Notes for Wednesday, May 2 (to prepare you for May the Fourth)
- Many visual presentations include models -- lines or clusterings or some other visual element that is derived from data and summarizes data but is not itself given in the data file. Lines can be very powerful. They draw your eye to trends that might not be visible easily from a noisy scatter plot.
- But how do we know that these are meaningful? Often we hear about "p values" or "t tests", but in my experience even students who have studied these concepts have difficulty describing what they mean or why they are important. In this example we'll see that the p-value for a linear regression slope gives almost exactly the same result as a simple computational procedure.
- A simple x/y linear model argues that knowing the x value for an observation should tell you something about the y value for that observation. If that's true, we can estimate the strength of that relationship by calculating the slope of the linear regression between x and y from all the x,y pairs in the data set. The problem is, if it's not true, we can still calculate a slope, and with finite, noisy data, it's very unlikely that the slope will be exactly zero.
- What we can do is a "permutation test" that simulates what a similar dataset would look like if there were no relationship between x and y. We keep all the same x's and the same y's, but shuffle the pairs of values. Doing this repeatedly and recording the linear regression line we get each time gives us a visual representation of what slopes we might expect for a data set with the same x and y values but no relationship.
- If the red permuted linear model lines cover up the original blue model line, then the original model falls with the range that we would expect to see by random chance, given the variability of the dataset. The result may still be interesting, and even statistically significant, but it is less convincing.
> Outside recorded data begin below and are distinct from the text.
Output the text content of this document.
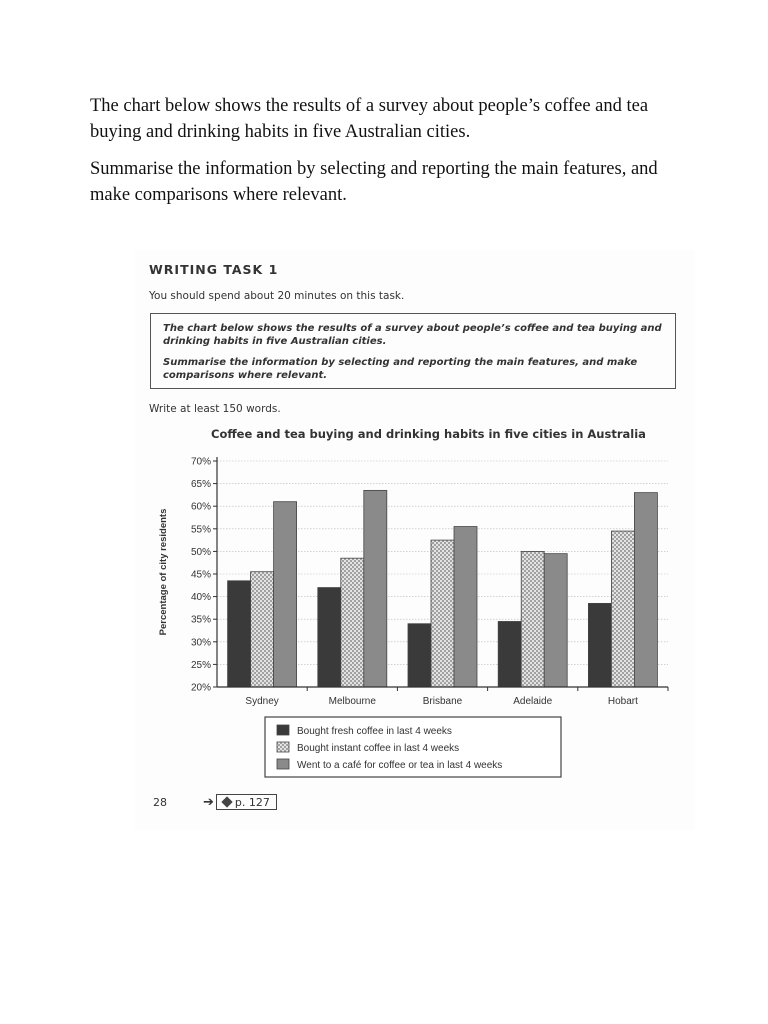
The chart below shows the results of a survey about people’s coffee and tea buying and drinking habits in five Australian cities.
Summarise the information by selecting and reporting the main features, and make comparisons where relevant.
WRITING TASK 1
You should spend about 20 minutes on this task.

The chart below shows the results of a survey about people’s coffee and tea buying and drinking habits in five Australian cities.

Summarise the information by selecting and reporting the main features, and make comparisons where relevant.

Write at least 150 words.
Coffee and tea buying and drinking habits in five cities in Australia
Percentage of city residents
20%
25%
30%
35%
40%
45%
50%
55%
60%
65%
70%
Sydney	Melbourne	Brisbane	Adelaide	Hobart
Bought fresh coffee in last 4 weeks
Bought instant coffee in last 4 weeks
Went to a café for coffee or tea in last 4 weeks
28	➔ p. 127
If the original model sits far outside the range of the replicated lines, the result is statistically significant.
- This brings us back to p-values. The function at the bottom of the page calculates the p-value for a given dataset, in a way that would take several weeks of grad-level math statistics to explain. But as you add more and more permutations of the data, the proportion of slopes that are steeper (up OR down) than the original model's slope should converge to something very close to the p-value.
- Try different numbers of samples, change the true slope, and add more or less noise. How does the p-value and the appearance of the permutation tests change?